Example: layered Dockerfile

In this example, I am building a simple Python app inside a Docker container. The Python code itself does not matter for this example.

To illustrate the differences in a multistage Dockerfile, let's start with a "flat" Dockerfile, and modify it with build layers. This is the basic Dockerfile:

Example flat Dockerfile
## Start with a Python 3.11 Docker base
FROM python:3.11-slim as base

## Set ENV variables to control Python/pip behavior inside container
ENV PYTHONDONTWRITEBYTECODE 1 \
    PYTHONUNBUFFERED 1 \
    ## Pip
    PIP_NO_CACHE_DIR=off \
    PIP_DISABLE_PIP_VERSION_CHECK=on \
    PIP_DEFAULT_TIMEOUT=100

## Set the CWD inside the container
WORKDIR /app

## Copy Python requirements.txt file into container & install dependencies
COPY requirements.txt requirements.txt
RUN pip install -r requirements.txt

## Copy project source from host into container
COPY ./src .

## Expose port 8000, which we can pretend the Python app uses to serve the application
EXPOSE 8000
## Run the Python app
CMD ["python", "main.py"]

In this example, any changes to the code or dependencies will cause the entire container to rebuild each time. This is slow & inefficient, and leads to a larger container image. We can break these stages into multiple build layers.
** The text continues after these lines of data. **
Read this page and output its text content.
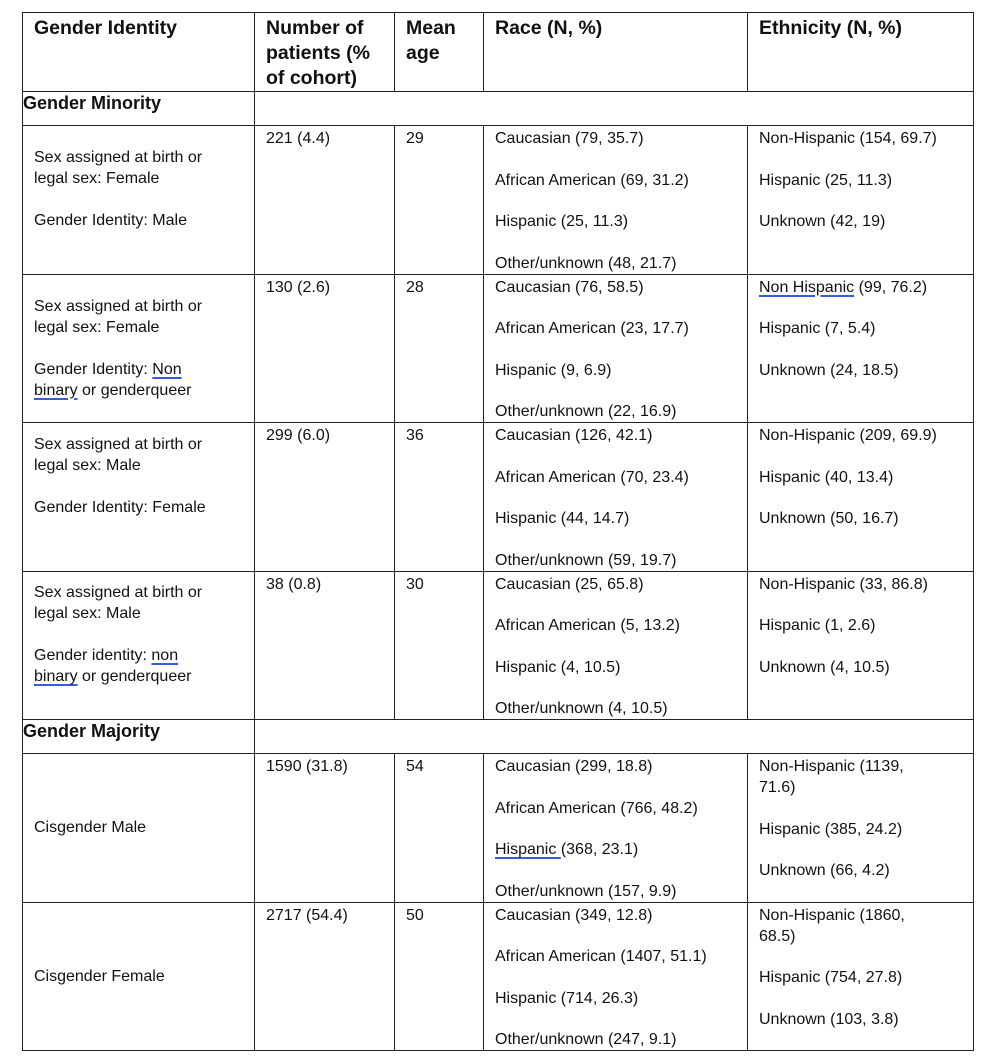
Gender Identity	Number of patients (% of cohort)	Mean age	Race (N, %)	Ethnicity (N, %)
Gender Minority				

Sex assigned at birth or
legal sex: Female
Gender Identity: Male	221 (4.4)	29	Caucasian (79, 35.7)
African American (69, 31.2)
Hispanic (25, 11.3)
Other/unknown (48, 21.7)	Non-Hispanic (154, 69.7)
Hispanic (25, 11.3)
Unknown (42, 19)

Sex assigned at birth or
legal sex: Female
Gender Identity: Non
binary or genderqueer	130 (2.6)	28	Caucasian (76, 58.5)
African American (23, 17.7)
Hispanic (9, 6.9)
Other/unknown (22, 16.9)	Non Hispanic (99, 76.2)
Hispanic (7, 5.4)
Unknown (24, 18.5)

Sex assigned at birth or
legal sex: Male
Gender Identity: Female	299 (6.0)	36	Caucasian (126, 42.1)
African American (70, 23.4)
Hispanic (44, 14.7)
Other/unknown (59, 19.7)	Non-Hispanic (209, 69.9)
Hispanic (40, 13.4)
Unknown (50, 16.7)

Sex assigned at birth or
legal sex: Male
Gender identity: non
binary or genderqueer	38 (0.8)	30	Caucasian (25, 65.8)
African American (5, 13.2)
Hispanic (4, 10.5)
Other/unknown (4, 10.5)	Non-Hispanic (33, 86.8)
Hispanic (1, 2.6)
Unknown (4, 10.5)

Gender Majority				
Cisgender Male	1590 (31.8)	54	Caucasian (299, 18.8)
African American (766, 48.2)
Hispanic (368, 23.1)
Other/unknown (157, 9.9)	Non-Hispanic (1139,
71.6)
Hispanic (385, 24.2)
Unknown (66, 4.2)

Cisgender Female	2717 (54.4)	50	Caucasian (349, 12.8)
African American (1407, 51.1)
Hispanic (714, 26.3)
Other/unknown (247, 9.1)	Non-Hispanic (1860,
68.5)
Hispanic (754, 27.8)
Unknown (103, 3.8)
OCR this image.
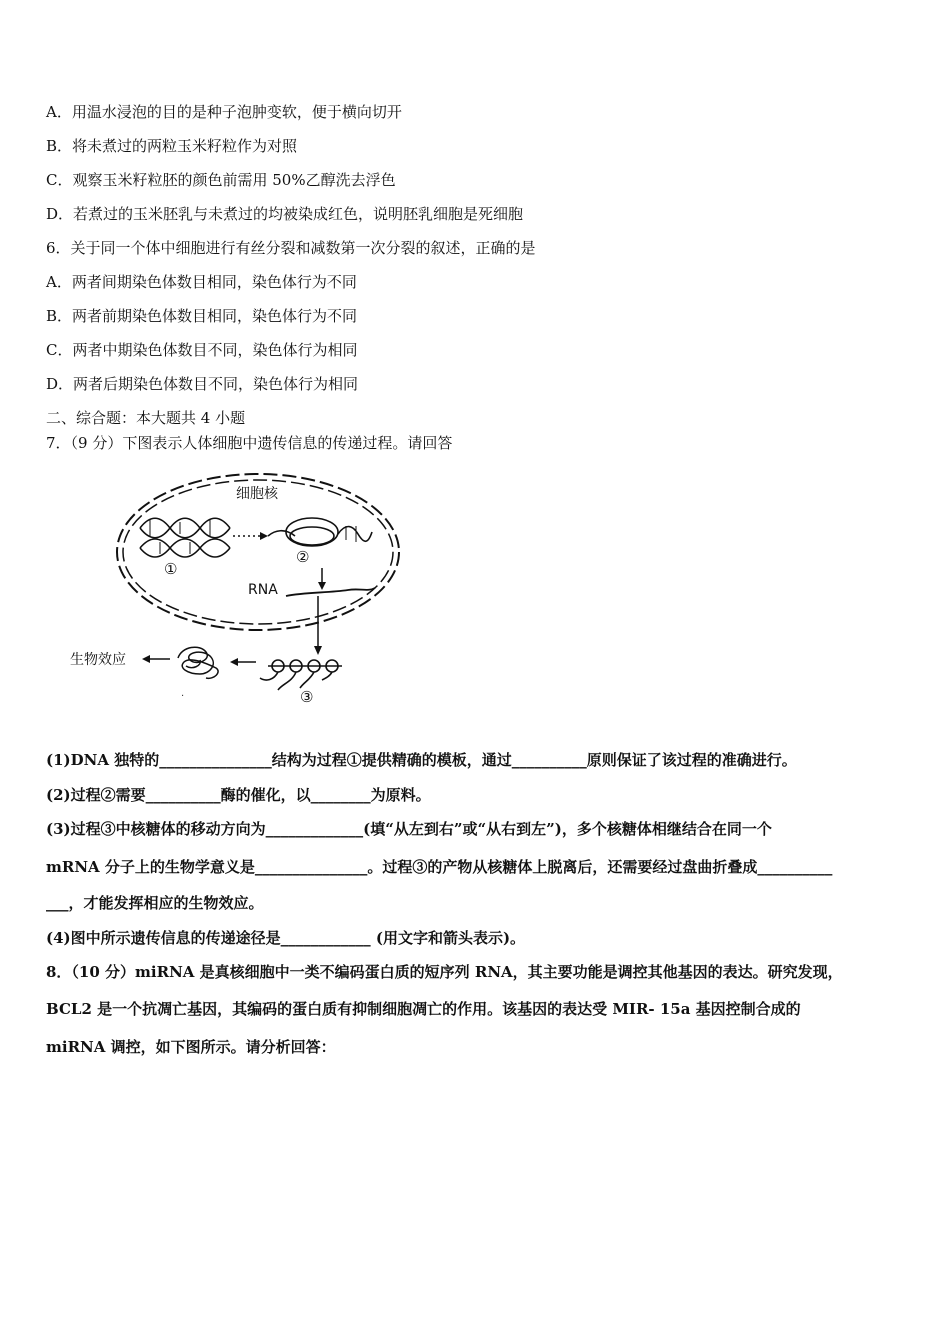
A．用温水浸泡的目的是种子泡肿变软，便于横向切开
B．将未煮过的两粒玉米籽粒作为对照
C．观察玉米籽粒胚的颜色前需用 50%乙醇洗去浮色
D．若煮过的玉米胚乳与未煮过的均被染成红色，说明胚乳细胞是死细胞
6．关于同一个体中细胞进行有丝分裂和减数第一次分裂的叙述，正确的是
A．两者间期染色体数目相同，染色体行为不同
B．两者前期染色体数目相同，染色体行为不同
C．两者中期染色体数目不同，染色体行为相同
D．两者后期染色体数目不同，染色体行为相同
二、综合题：本大题共 4 小题
7．（9 分）下图表示人体细胞中遗传信息的传递过程。请回答
细胞核
①
②
RNA
③
.
生物效应
(1)DNA 独特的_______________结构为过程①提供精确的模板，通过__________原则保证了该过程的准确进行。
(2)过程②需要__________酶的催化，以________为原料。
(3)过程③中核糖体的移动方向为_____________(填“从左到右”或“从右到左”)，多个核糖体相继结合在同一个
mRNA 分子上的生物学意义是_______________。过程③的产物从核糖体上脱离后，还需要经过盘曲折叠成__________
___，才能发挥相应的生物效应。
(4)图中所示遗传信息的传递途径是____________ (用文字和箭头表示)。
8．（10 分）miRNA 是真核细胞中一类不编码蛋白质的短序列 RNA，其主要功能是调控其他基因的表达。研究发现，
BCL2 是一个抗凋亡基因，其编码的蛋白质有抑制细胞凋亡的作用。该基因的表达受 MIR- 15a 基因控制合成的
miRNA 调控，如下图所示。请分析回答：
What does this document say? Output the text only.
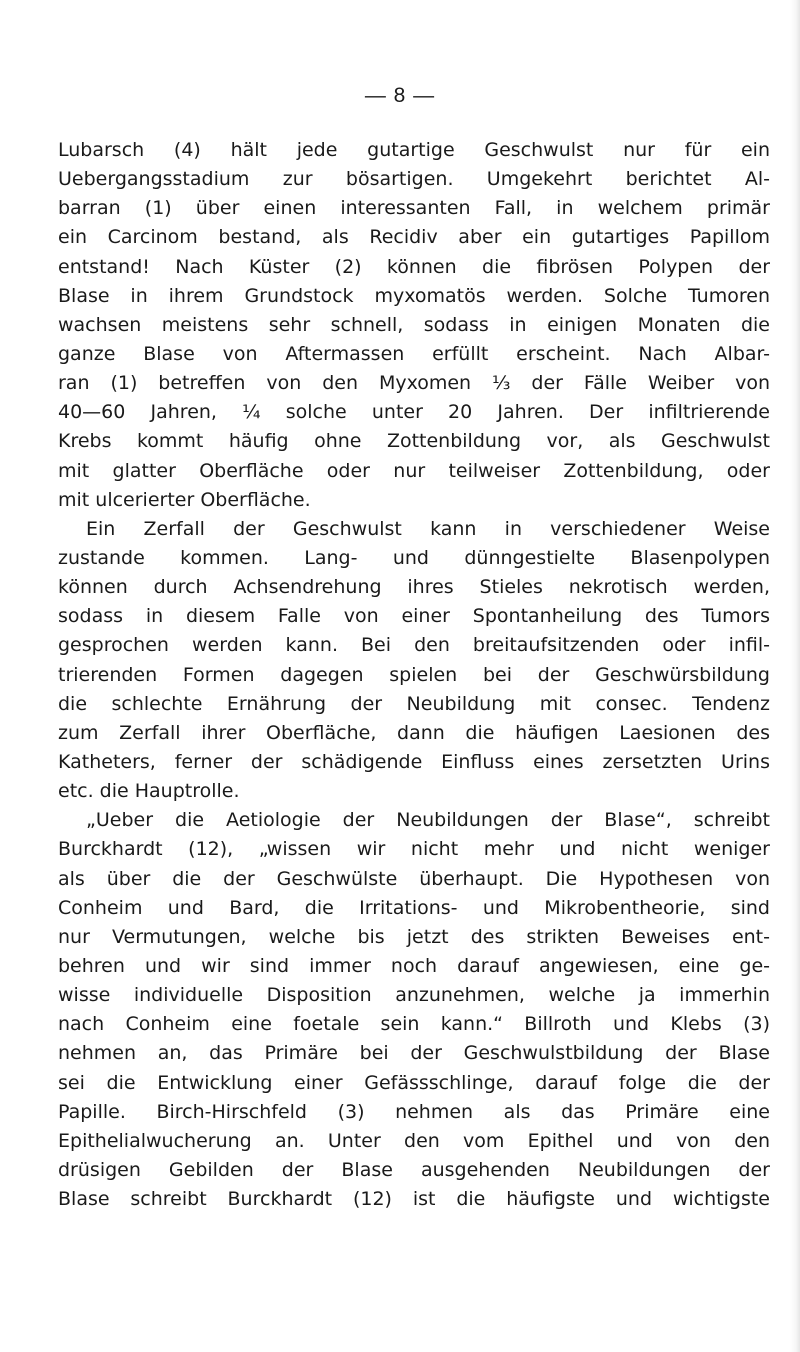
— 8 —
Lubarsch (4) hält jede gutartige Geschwulst nur für ein
Uebergangsstadium zur bösartigen. Umgekehrt berichtet Al-
barran (1) über einen interessanten Fall, in welchem primär
ein Carcinom bestand, als Recidiv aber ein gutartiges Papillom
entstand! Nach Küster (2) können die fibrösen Polypen der
Blase in ihrem Grundstock myxomatös werden. Solche Tumoren
wachsen meistens sehr schnell, sodass in einigen Monaten die
ganze Blase von Aftermassen erfüllt erscheint. Nach Albar-
ran (1) betreffen von den Myxomen ⅓ der Fälle Weiber von
40—60 Jahren, ¼ solche unter 20 Jahren. Der infiltrierende
Krebs kommt häufig ohne Zottenbildung vor, als Geschwulst
mit glatter Oberfläche oder nur teilweiser Zottenbildung, oder
mit ulcerierter Oberfläche.
Ein Zerfall der Geschwulst kann in verschiedener Weise
zustande kommen. Lang- und dünngestielte Blasenpolypen
können durch Achsendrehung ihres Stieles nekrotisch werden,
sodass in diesem Falle von einer Spontanheilung des Tumors
gesprochen werden kann. Bei den breitaufsitzenden oder infil-
trierenden Formen dagegen spielen bei der Geschwürsbildung
die schlechte Ernährung der Neubildung mit consec. Tendenz
zum Zerfall ihrer Oberfläche, dann die häufigen Laesionen des
Katheters, ferner der schädigende Einfluss eines zersetzten Urins
etc. die Hauptrolle.
„Ueber die Aetiologie der Neubildungen der Blase“, schreibt
Burckhardt (12), „wissen wir nicht mehr und nicht weniger
als über die der Geschwülste überhaupt. Die Hypothesen von
Conheim und Bard, die Irritations- und Mikrobentheorie, sind
nur Vermutungen, welche bis jetzt des strikten Beweises ent-
behren und wir sind immer noch darauf angewiesen, eine ge-
wisse individuelle Disposition anzunehmen, welche ja immerhin
nach Conheim eine foetale sein kann.“ Billroth und Klebs (3)
nehmen an, das Primäre bei der Geschwulstbildung der Blase
sei die Entwicklung einer Gefässschlinge, darauf folge die der
Papille. Birch-Hirschfeld (3) nehmen als das Primäre eine
Epithelialwucherung an. Unter den vom Epithel und von den
drüsigen Gebilden der Blase ausgehenden Neubildungen der
Blase schreibt Burckhardt (12) ist die häufigste und wichtigste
In the example below, the container is built in 3 "stages": base, build, and run:

Example multistage Dockerfile
## Start with the python:3.11-slim Docker image as your "base" layer
FROM python:3.11-slim as base

## Set ENV variables to control Python/pip behavior inside container
ENV PYTHONDONTWRITEBYTECODE 1 \
    PYTHONUNBUFFERED 1 \
    ## Pip
    PIP_NO_CACHE_DIR=off \
    PIP_DISABLE_PIP_VERSION_CHECK=on \
    PIP_DEFAULT_TIMEOUT=100

## Create a "build" layer, where you setup your Python environment
FROM base AS build

## Set the CWD inside the container
WORKDIR /app

## Copy Python requirements.txt file into container & install dependencies
COPY requirements.txt requirements.txt
RUN pip install -r requirements.txt

## Inherit from the build layer
FROM build AS run

## Set the CWD inside the container
WORKDIR /app

## Copy project source from host into container
COPY ./src .

## Expose port 8000, which we can pretend the Python app uses to serve the application
EXPOSE 8000
## Run the Python app
CMD ["python", "main.py"]

Layers:

  • base: The base layer provides a common environment for the rest of the layers.
    • In this example, we set ENV variables, which persist across layers
      • In contrast, ARG lines can be set per-layer, and will need to be re-set for each new layer. This example does not use any ARG lines, but be aware that build arguments you set with ARG are only present for the layer they are declared in. If you create a new layer and want to access the same argument, you will need to set the ARG value again in the new layer
  • build: The build layer is where you install your Python dependencies.
    • You can also install system packages in this layer with apt/apt-get
      • The python:3.11-slim base image is built on Debian. If you are using a different Dockerfile, i.e. python:3.11-alpine, use the appropriate package manager (i.e. apk for Alpine, rpm for Fedora/OpenSuSE, etc) to install packages in the build layer
  • run: Finally, the run layer executes the code built in the previous base & build steps. It also exposes port 8000 inside the container to the host, which can be mapped with docker run -p 1234:8000, where 1234 is the port on your host you want to map to port 8000 inside the container.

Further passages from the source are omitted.